Não lembro por qual
crime ele tinha sido condenado; tenho certeza, porém, de que não foi contra a
vida (doloso) porque o processo tramitava na 4ª Vara Criminal da comarca de Campinas:
eventualmente, eu ali atuava. E, também, tenho certeza de que a pena imposta
não fora alta, pois havia sido concedida a suspensão condicional da execução da
pena (“sursis”)[1].
Designada data de audiência de advertência (também chamada de admonitória), o
condenado não compareceu. O escrevente “de sala” (era assim chamado porque
trabalhava na sala de audiências, pelo menos por um período, o da tarde,
datilografando os depoimentos, declarações e interrogatórios) certificou que a
audiência não havia se realizado em face do não comparecimento do condenado.

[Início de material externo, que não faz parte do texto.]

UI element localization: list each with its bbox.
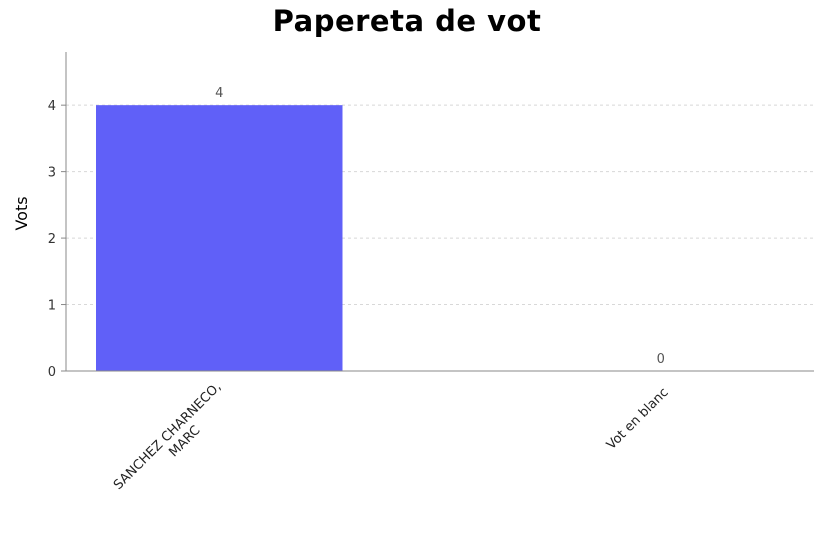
x-category-label-line: Vot en blanc bbox=[604, 385, 672, 453]
bar-value-label: 4 bbox=[215, 86, 223, 101]
x-category-label: SANCHEZ CHARNECO,MARC bbox=[111, 380, 236, 505]
bars bbox=[96, 105, 343, 372]
gridlines bbox=[66, 51, 814, 306]
y-axis-title: Vots bbox=[12, 196, 31, 230]
y-tick-label: 2 bbox=[48, 232, 56, 247]
y-tick-label: 1 bbox=[48, 299, 56, 314]
y-tick-label: 3 bbox=[48, 166, 56, 181]
bar bbox=[96, 105, 343, 372]
x-category-label-line: SANCHEZ CHARNECO, bbox=[111, 380, 224, 493]
y-tick-label: 0 bbox=[48, 365, 56, 380]
bar-value-label: 0 bbox=[657, 352, 665, 367]
axes bbox=[61, 52, 814, 372]
y-tick-label: 4 bbox=[48, 99, 56, 114]
x-category-label: Vot en blanc bbox=[604, 385, 672, 453]
chart-title: Papereta de vot bbox=[272, 4, 542, 38]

Determinou, então, o magistrado que fossem os autos remetidos ao Ministério
Público para manifestação (“vista ao MP”). O Promotor de Justiça, afoitamente,
leu certidão do escrevente de sala e, de forma irada e intempestiva, requereu
“a revogação do ‘sursis’”, bem como a “imediata
expedição de mandado de prisão”. Cumprindo religiosamente os princípios do
contraditório e da ampla defesa, determinou então o magistrado que a defesa se
manifestasse. Retirei os autos. Li a certidão do escrevente de sala e, óbvio,
procurei nos autos o mandado de intimação para constatar se o Oficial de
Justiça encarregado da diligência havia intimado o condenado. O auxiliar da
justiça não o havia intimado e não o fizera porque, conforme
certificou, “esteve no local indicado no mandado e deixara fazer a intimação
porque, segundo informação da irmã do condenado, este havia falecido”. Não
perdi a oportunidade de fazer uma gozação. Disse, em primeiro lugar, que
discordava do pedido do Ministério Público porque não era caso de revogação e
sim de cassação[2];
discordava, disse eu, também porque com a morte extingue-se a punibilidade[3],
e, ademais, como se faria para prender um morto – já deveria o corpo estar em
decomposição. O processo foi devolvido por um estagiário.
Na semana seguinte
estive em cartório e os funcionários receberam-me com gargalhadas: o Promotor
de Justiça ficara indignado com a minha “gozação”. Mas deve ter aprendido uma
lição básica: ler não apenas a folha anterior à determinação de “vista” e sim
algumas mais anteriores. Ah! O magistrado determinou a expedição de outro
mandado a fim de que o Oficial de Justiça diligenciasse na casa da irmã do
condenado em busca de cópia da certidão de óbito.
Ele havia realmente
morrido.
(Capítulo do livro "Casos de júri e outros casos", volume II, a ser publicado.)